Hyperparathyroidism is a common complication of chronic kidney disease. This condition leads to cardiovascular and bone complications.4 Management ranges from low phosphorus diet, phosphate binders, vitamin D analogs, to calcimimetics. A Cochrane review suggests that cinacalcet therapy may reduce the need for parathyroidectomy in adults with dialysis and elevated PTH but does not improve all-cause or cardiovascular mortality.5 Etelcalcetide is a potentially more effective calcimimetic agonist, although it requires intravenous administration vs. oral administration of cinacalcet. However, this can be conveniently timed with hemodialysis treatment. The cost of etelcalcetide is not yet available.

REFERENCES

  1. Parsabiv Prescribing Information. Amgen. February 2017.

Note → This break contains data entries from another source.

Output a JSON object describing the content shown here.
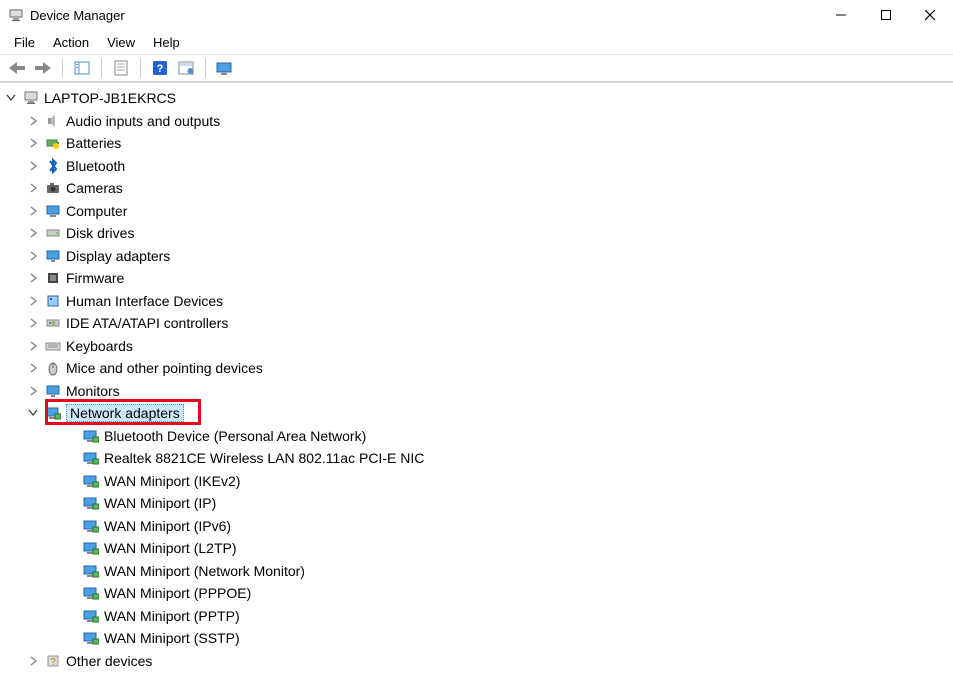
{
  "window": {
    "title": "Device Manager"
  },
  "menu": {
    "file": "File",
    "action": "Action",
    "view": "View",
    "help": "Help"
  },
  "tree": {
    "root": "LAPTOP-JB1EKRCS",
    "categories": [
      {
        "label": "Audio inputs and outputs",
        "expanded": false,
        "icon": "speaker"
      },
      {
        "label": "Batteries",
        "expanded": false,
        "icon": "battery"
      },
      {
        "label": "Bluetooth",
        "expanded": false,
        "icon": "bluetooth"
      },
      {
        "label": "Cameras",
        "expanded": false,
        "icon": "camera"
      },
      {
        "label": "Computer",
        "expanded": false,
        "icon": "computer"
      },
      {
        "label": "Disk drives",
        "expanded": false,
        "icon": "disk"
      },
      {
        "label": "Display adapters",
        "expanded": false,
        "icon": "display"
      },
      {
        "label": "Firmware",
        "expanded": false,
        "icon": "firmware"
      },
      {
        "label": "Human Interface Devices",
        "expanded": false,
        "icon": "hid"
      },
      {
        "label": "IDE ATA/ATAPI controllers",
        "expanded": false,
        "icon": "ide"
      },
      {
        "label": "Keyboards",
        "expanded": false,
        "icon": "keyboard"
      },
      {
        "label": "Mice and other pointing devices",
        "expanded": false,
        "icon": "mouse"
      },
      {
        "label": "Monitors",
        "expanded": false,
        "icon": "monitor"
      },
      {
        "label": "Network adapters",
        "expanded": true,
        "icon": "network",
        "selected": true,
        "children": [
          "Bluetooth Device (Personal Area Network)",
          "Realtek 8821CE Wireless LAN 802.11ac PCI-E NIC",
          "WAN Miniport (IKEv2)",
          "WAN Miniport (IP)",
          "WAN Miniport (IPv6)",
          "WAN Miniport (L2TP)",
          "WAN Miniport (Network Monitor)",
          "WAN Miniport (PPPOE)",
          "WAN Miniport (PPTP)",
          "WAN Miniport (SSTP)"
        ]
      },
      {
        "label": "Other devices",
        "expanded": false,
        "icon": "other"
      }
    ]
  }
}
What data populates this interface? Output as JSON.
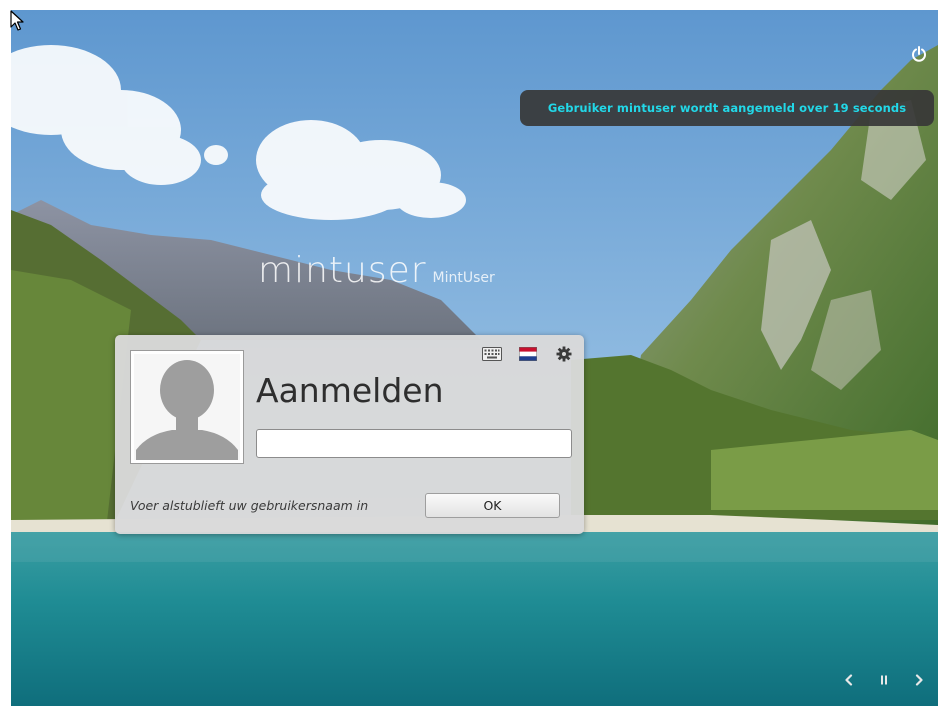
{
  "notification": {
    "text": "Gebruiker mintuser wordt aangemeld over 19 seconds"
  },
  "host": {
    "username": "mintuser",
    "realname": "MintUser"
  },
  "login": {
    "title": "Aanmelden",
    "input_value": "",
    "hint": "Voer alstublieft uw gebruikersnaam in",
    "ok_label": "OK"
  },
  "icons": {
    "power": "power-icon",
    "keyboard": "keyboard-icon",
    "flag": "netherlands-flag-icon",
    "settings": "gear-icon",
    "previous": "chevron-left-icon",
    "pause": "pause-icon",
    "next": "chevron-right-icon"
  },
  "colors": {
    "notification_text": "#22d8e8",
    "notification_bg": "#373737"
  }
}
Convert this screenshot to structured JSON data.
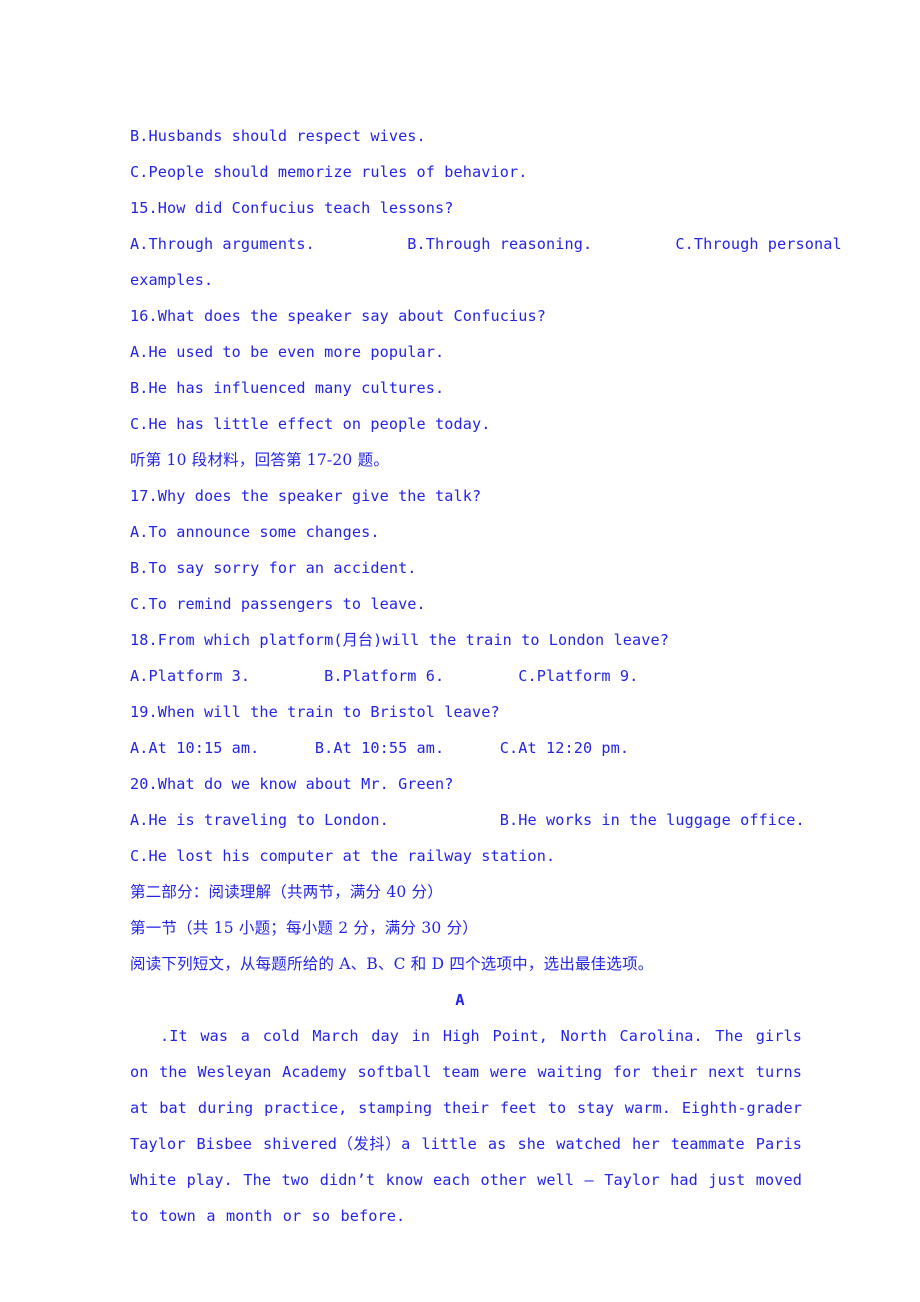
{
  "document": {
    "text_color": "#2424e8",
    "background_color": "#ffffff",
    "lines": {
      "opt_14_b": "B.Husbands should respect wives.",
      "opt_14_c": "C.People should memorize rules of behavior.",
      "q15": "15.How did Confucius teach lessons?",
      "q15_options": "A.Through arguments.          B.Through reasoning.         C.Through personal",
      "q15_options_cont": "examples.",
      "q16": "16.What does the speaker say about Confucius?",
      "q16_a": "A.He used to be even more popular.",
      "q16_b": "B.He has influenced many cultures.",
      "q16_c": "C.He has little effect on people today.",
      "listen_10": "听第 10 段材料，回答第 17-20 题。",
      "q17": "17.Why does the speaker give the talk?",
      "q17_a": "A.To announce some changes.",
      "q17_b": "B.To say sorry for an accident.",
      "q17_c": "C.To remind passengers to leave.",
      "q18": "18.From which platform(月台)will the train to London leave?",
      "q18_options": "A.Platform 3.        B.Platform 6.        C.Platform 9.",
      "q19": "19.When will the train to Bristol leave?",
      "q19_options": "A.At 10:15 am.      B.At 10:55 am.      C.At 12:20 pm.",
      "q20": "20.What do we know about Mr. Green?",
      "q20_options_ab": "A.He is traveling to London.            B.He works in the luggage office.",
      "q20_c": "C.He lost his computer at the railway station.",
      "part_two_heading": "第二部分：阅读理解（共两节，满分 40 分）",
      "section_one_heading": "第一节（共 15 小题；每小题 2 分，满分 30 分）",
      "section_one_instruction": "阅读下列短文，从每题所给的 A、B、C 和 D 四个选项中，选出最佳选项。",
      "passage_label": "A",
      "passage_paragraph": ".It was a cold March day in High Point, North Carolina. The girls on the Wesleyan Academy softball team were waiting for their next turns at bat during practice, stamping their feet to stay warm. Eighth-grader Taylor Bisbee shivered（发抖）a little as she watched her teammate Paris White play. The two didn’t know each other well — Taylor had just moved to town a month or so before."
    }
  }
}
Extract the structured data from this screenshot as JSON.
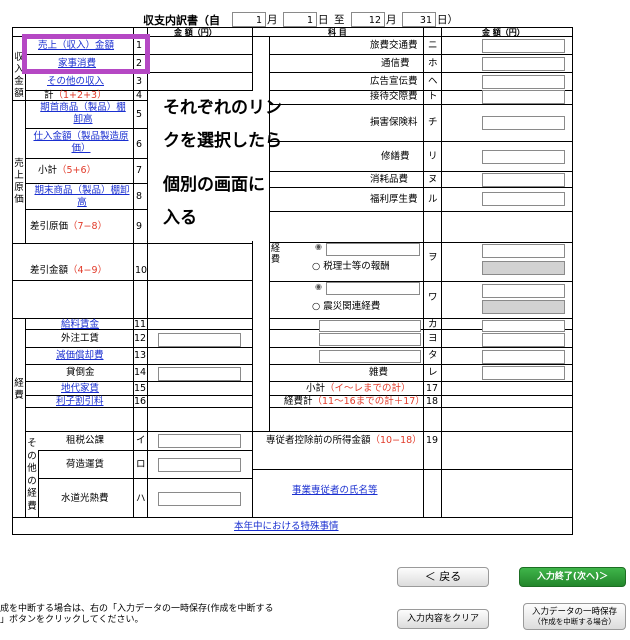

  2. Block GA, Bushinsky DA, Cheng S, et al. Effect of etelcalcetide vs. cinacalcet on serum parathyroid hormone in patients receiving hemodialysis with secondary hyperparathyroidism: A randomized clinical trial. JAMA 2017;317:156-164.
  3. Block GA, Bushinsky DA, Cunningham J, et al. Effect of etelcalcetide vs. placebo on serum parathyroid hormone in patients receiving hemodialysis with secondary hyperparathyroidism: Two randomized clinical trials. JAMA 2017;317:146-155.
  4. Yuen NK, Ananthakrishnan S, Campbell MJ. Hyperparathyroidism of renal disease. Perm J 2016;20:78-83.
  5. Ballinger AE, Palmer SC, Nistor I, et al. Calcimimetics for secondary hyperparathyroidism in chronic kidney disease patients. Cochrane Database Syst Rev 2014;(12):D0062554.